A guess is all I got.
I mean, I can’t say she wasn’t, but if the way she’s performing in that video is an indication of such, she was probably stoned in every video and recorded live performance I’m aware of - the awkward dancing and facial movements are pretty consistent. Seems to be her brand.
(Nitpick…her name is spelt Deborah, and she usually goes by Debbie.)
She’s given interviews in which she said that she was a drug addict and did a lot of cocaine and heroine back then. It was the 80s, everyone was coked out of their mind all the time.
yeah, I guessed before clicking which one it was and it was pretty much her “thing”, effortless cool even when a little awkward and weird.

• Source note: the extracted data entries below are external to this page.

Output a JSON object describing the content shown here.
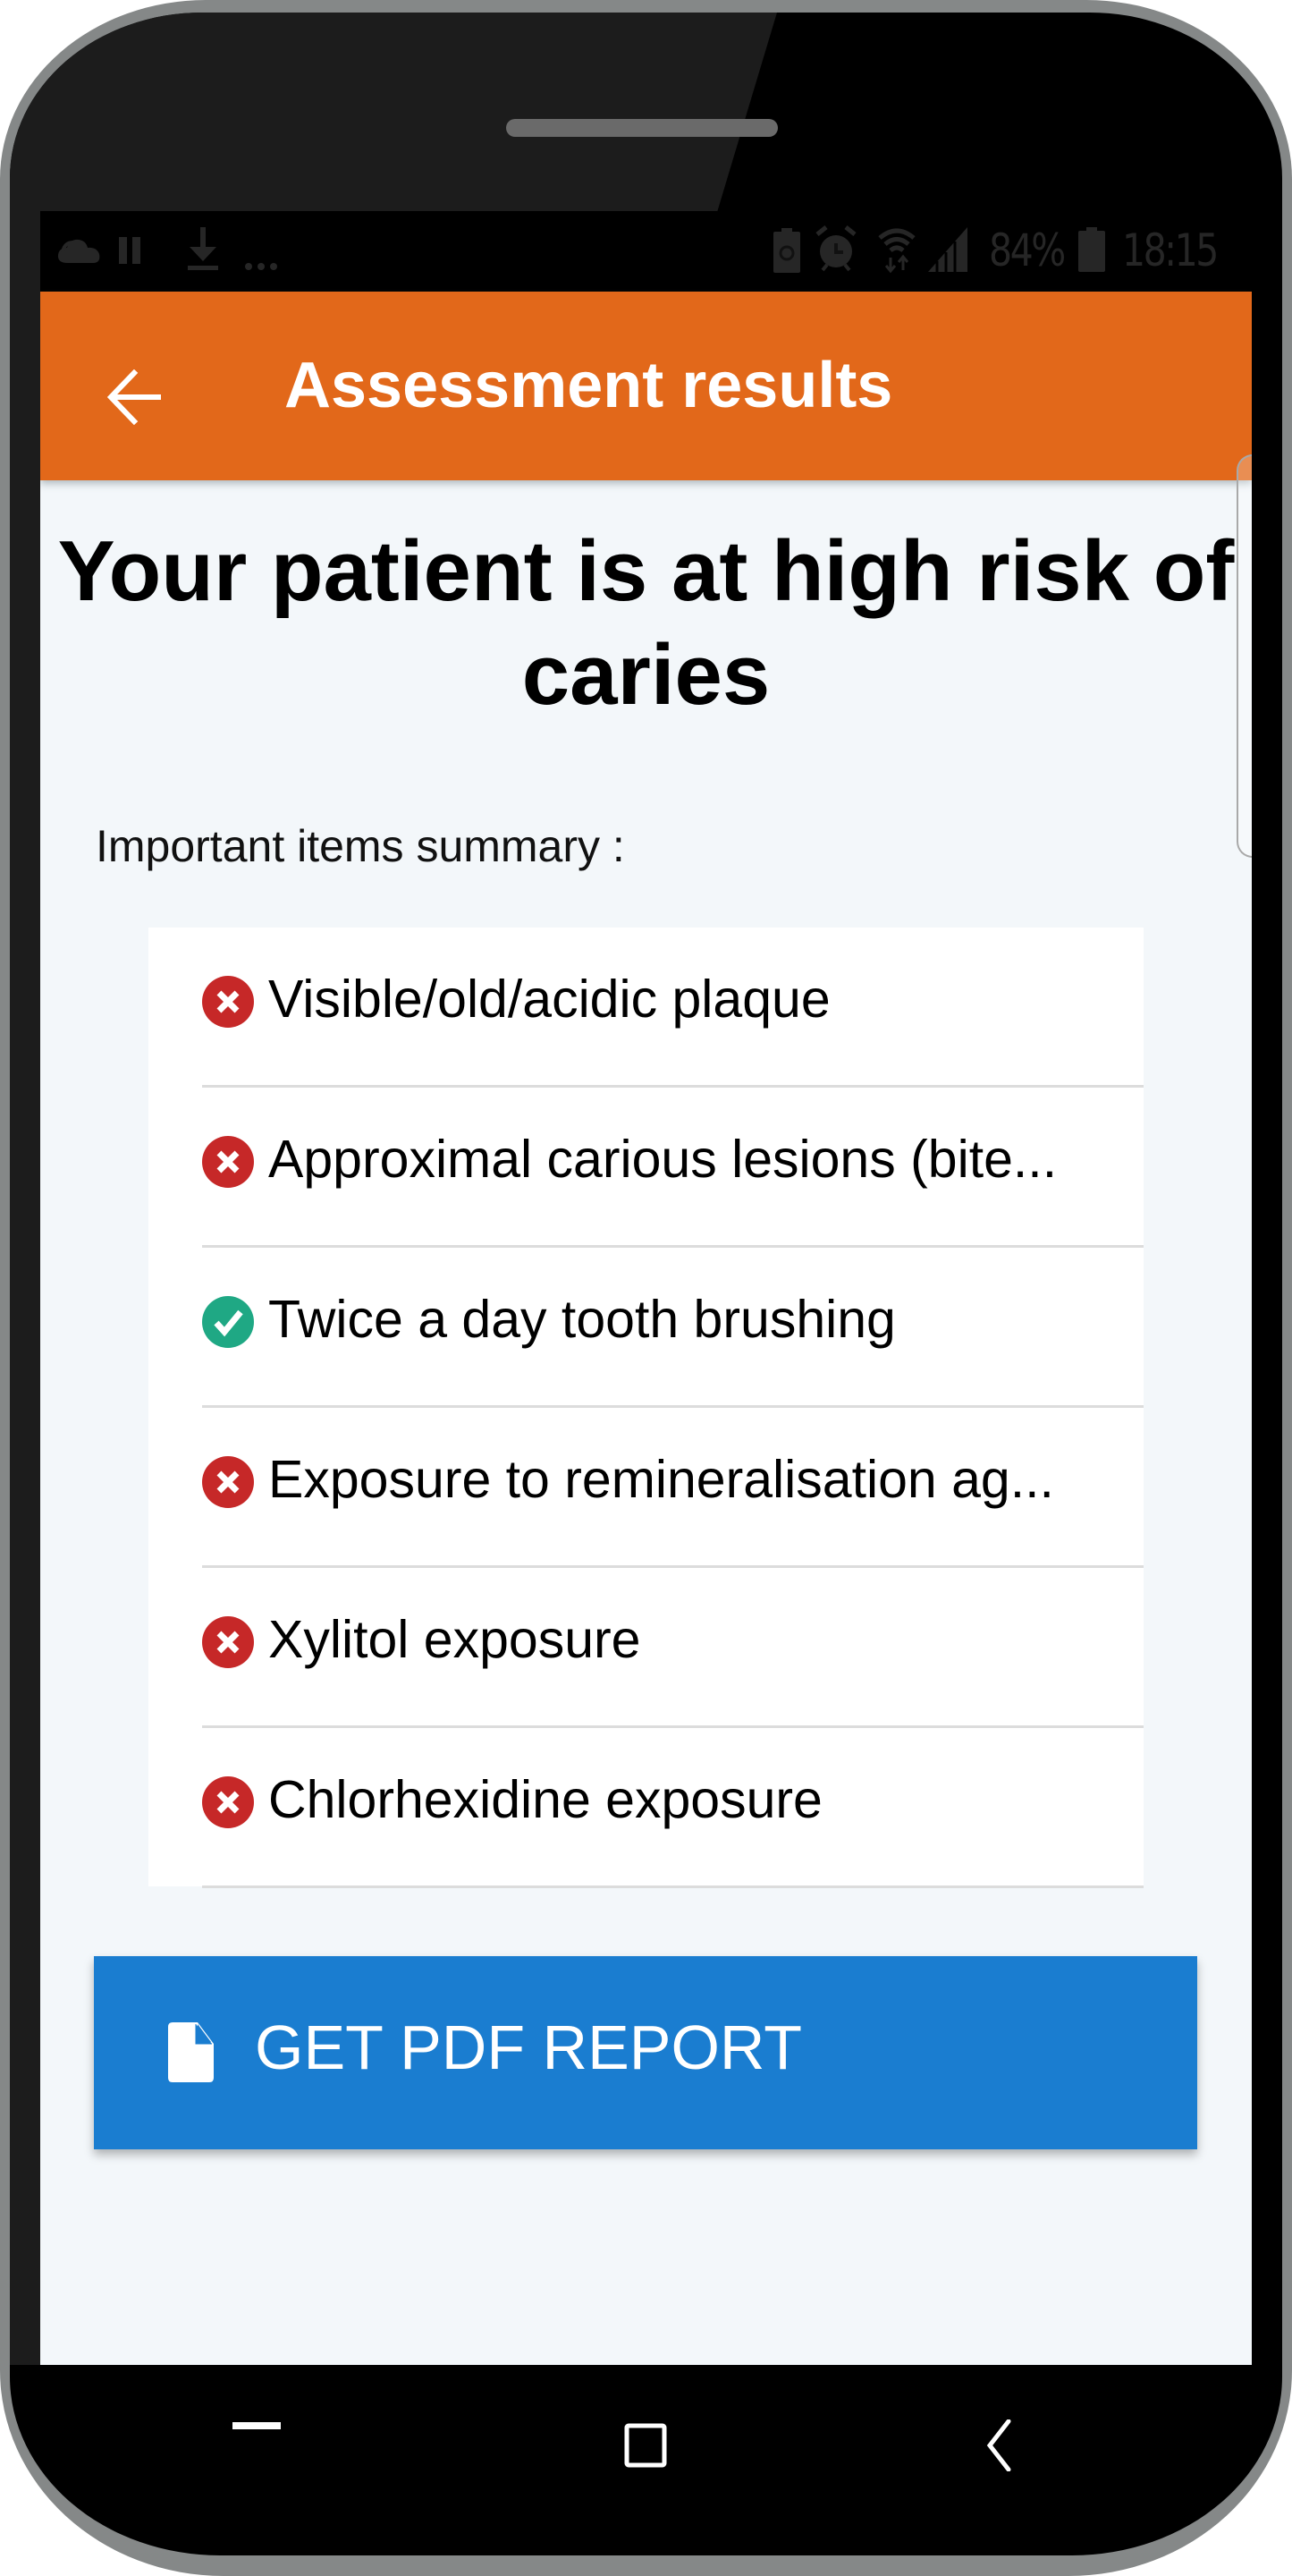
{
  "device": {
    "frame_color": "#858888",
    "bezel_color": "#000000"
  },
  "status_bar": {
    "left_icons": [
      "cloud-sync-icon",
      "pause-icon",
      "download-icon",
      "more-notifications-icon"
    ],
    "right_icons": [
      "battery-saver-icon",
      "alarm-icon",
      "wifi-data-icon",
      "cell-signal-icon"
    ],
    "battery_percent": "84%",
    "battery_icon": "battery-icon",
    "time": "18:15"
  },
  "app_bar": {
    "title": "Assessment results",
    "back_icon": "arrow-left-icon",
    "color": "#e2681a"
  },
  "main": {
    "result_title": "Your patient is at high risk of caries",
    "summary_label": "Important items summary :",
    "items": [
      {
        "label": "Visible/old/acidic plaque",
        "status": "negative",
        "icon": "x-circle-icon"
      },
      {
        "label": "Approximal carious lesions (bite...",
        "status": "negative",
        "icon": "x-circle-icon"
      },
      {
        "label": "Twice a day tooth brushing",
        "status": "positive",
        "icon": "check-circle-icon"
      },
      {
        "label": "Exposure to remineralisation ag...",
        "status": "negative",
        "icon": "x-circle-icon"
      },
      {
        "label": "Xylitol exposure",
        "status": "negative",
        "icon": "x-circle-icon"
      },
      {
        "label": "Chlorhexidine exposure",
        "status": "negative",
        "icon": "x-circle-icon"
      }
    ],
    "status_colors": {
      "negative": "#c62828",
      "positive": "#1fa884"
    },
    "pdf_button": {
      "label": "GET PDF REPORT",
      "icon": "file-icon",
      "color": "#1a7dd0"
    }
  },
  "nav_bar": {
    "buttons": [
      "recents-button",
      "home-button",
      "back-button"
    ]
  }
}
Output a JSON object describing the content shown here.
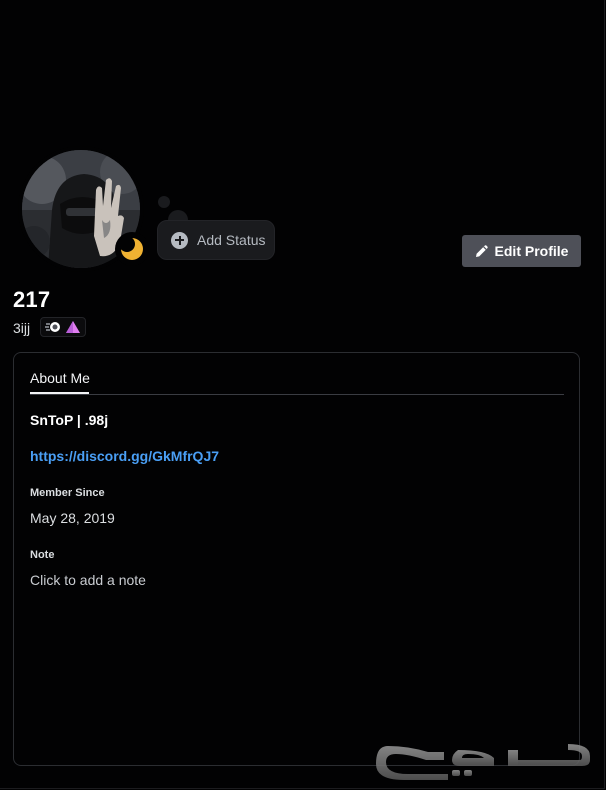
{
  "profile": {
    "display_name": "217",
    "username": "3ijj",
    "status_icon": "moon-idle-icon",
    "badges": [
      "hypesquad-icon",
      "nitro-pyramid-icon"
    ]
  },
  "status": {
    "add_label": "Add Status"
  },
  "actions": {
    "edit_profile_label": "Edit Profile"
  },
  "about": {
    "tab_label": "About Me",
    "bio_line": "SnToP  |  .98j",
    "bio_link": "https://discord.gg/GkMfrQJ7",
    "member_since_heading": "Member Since",
    "member_since_value": "May 28, 2019",
    "note_heading": "Note",
    "note_placeholder": "Click to add a note"
  },
  "watermark": {
    "text": "حراج"
  },
  "colors": {
    "background": "#020203",
    "link": "#4a9ff5",
    "button": "#4e5058",
    "status_idle": "#f0b232"
  }
}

I confess a bias of course. “Paralell Lines” was the first album I ever bought and she was was first star crush, not a bad place to start I don’t think.
My favorite part of the video is at the 2:53 mark. If you have the captioning on, it changes “once I had love and it was a gas/soon turned out, had a heart of glass” to “once I had love and it was a gas/soon turned out to be a pain in the ass.”
Doesn’t detract from the meaning of the song even an iota.
Yeah, given my memories of the punk and new wave scene at the time and her own descriptions of her behavior I’d be astonished if she wasn’t high shooting that video.
She does sing the “ass” line as well as the “glass” line in the song, certainly on the album and that indeed is what she sings in the video as some amateur lip-reading will show you.
I saw Blondie live around 1980 and she was just as wooden as in her videos. She had the stage presence of a guitar stand. Still, it was pretty good. Maybe it was drugs or maybe shyness, but Debbie Harry is not the crowd-pleasing, put on a show type.
The song originally started with just “pain in the ass” in all places. They didn’t like using it so often so they replaced all but one. And that 3-letter word irked some folk. So it got bleeped or whatever at times.
The liner notes for The Platinum Collection (which had contributions from different members) said that the band was touring Australia and when they got back to NYC they heard it on the cab radio. They didn’t know it had been released as a single, let alone was doing well on radio. Plus the single version was tweaked from the version they had produced in the studio to make it even more disco-y.
The big censorship tale was the studio insisting that Sex Offender be renamed. Hence X Offender.
I think she looks more bored than high. A lot of singers hate lip-synching for videos. Notice how the bass player just strums on a random electrical cord at one point.
Whether she used any substances to alleviate the boredom, I don’t know.